The 2 endpoints we are interested in are:
B1610 (This is the Actual Generation Output Per Generation Unit) and the Derived Data (This is the data which show the actions taken by the National Grid to balance the system). If we combine the 2 datasets, we can see how much each wind farm generated (B1610) and if they were curtailed at all (Derived Data).
Energy Yield Calculations
By using known data (generation, curtailment and weather data), we can create a model which can estimate the expected generation at a wind farm given the wind speed and direction. In this work, the approach taken is to use instance based machine learning. The basis of instance based modelling is the premise that the model is the data. The most well known instance based model is the KNN Regressor, which is like a machine learning version of a VLOOKUP in excel. It’s conceptually not too difficult to understand. If we make the assertion:
power_out = f(wind_speed, direction)
Then this means that we can just use historic data to predict what the wind farm’s output would be given a set of already known inputs.

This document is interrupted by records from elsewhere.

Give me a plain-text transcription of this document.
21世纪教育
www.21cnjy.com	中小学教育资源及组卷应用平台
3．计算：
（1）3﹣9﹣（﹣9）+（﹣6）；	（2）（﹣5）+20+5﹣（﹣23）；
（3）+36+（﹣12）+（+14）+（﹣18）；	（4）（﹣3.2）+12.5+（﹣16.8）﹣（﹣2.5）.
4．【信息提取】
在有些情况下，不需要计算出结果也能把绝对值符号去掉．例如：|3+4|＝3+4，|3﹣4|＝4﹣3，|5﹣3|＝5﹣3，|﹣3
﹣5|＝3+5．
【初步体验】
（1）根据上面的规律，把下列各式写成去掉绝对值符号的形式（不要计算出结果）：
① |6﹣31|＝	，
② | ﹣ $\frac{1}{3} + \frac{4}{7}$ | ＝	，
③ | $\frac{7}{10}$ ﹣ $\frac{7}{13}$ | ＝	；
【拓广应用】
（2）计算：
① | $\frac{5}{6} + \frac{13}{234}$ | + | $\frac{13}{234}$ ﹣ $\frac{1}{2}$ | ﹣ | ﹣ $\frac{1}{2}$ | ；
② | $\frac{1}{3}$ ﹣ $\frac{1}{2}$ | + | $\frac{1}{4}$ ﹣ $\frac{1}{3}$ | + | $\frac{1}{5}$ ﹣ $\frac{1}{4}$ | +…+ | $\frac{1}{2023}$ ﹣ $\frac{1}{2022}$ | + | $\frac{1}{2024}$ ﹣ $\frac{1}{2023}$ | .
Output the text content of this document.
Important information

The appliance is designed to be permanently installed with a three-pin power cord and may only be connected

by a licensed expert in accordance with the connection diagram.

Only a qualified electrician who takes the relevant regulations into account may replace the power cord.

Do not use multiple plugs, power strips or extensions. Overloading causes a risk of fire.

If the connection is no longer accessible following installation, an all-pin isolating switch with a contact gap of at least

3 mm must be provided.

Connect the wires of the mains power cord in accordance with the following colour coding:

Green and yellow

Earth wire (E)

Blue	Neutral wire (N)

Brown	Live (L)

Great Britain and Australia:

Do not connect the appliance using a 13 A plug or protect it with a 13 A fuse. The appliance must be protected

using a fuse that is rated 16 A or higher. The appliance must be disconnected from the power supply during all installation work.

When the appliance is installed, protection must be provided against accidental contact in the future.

This results in something which looks like this:
Method
- Get the weather data and wind farm data
- Use the B1610 data to get the actual generation for each wind farm, add the curtailment data back into the generation data to get the corrected generation data
- Train an ML model to understand how weather data influences wind farm output
- Use the ML model to make predictions for generation going back many years (to 1990), by making predictions using ERA5 reanalysis datasets*
- Use both the actual and predicted generation data to understand what a typical year’s energy production is for each wind farm
*in order to get a full picture, we need to consider that we’re talking about a typical year (i.e. not only for the years we have data for). In order to do this, we use ERA5 reanalysis data to create a hindcast.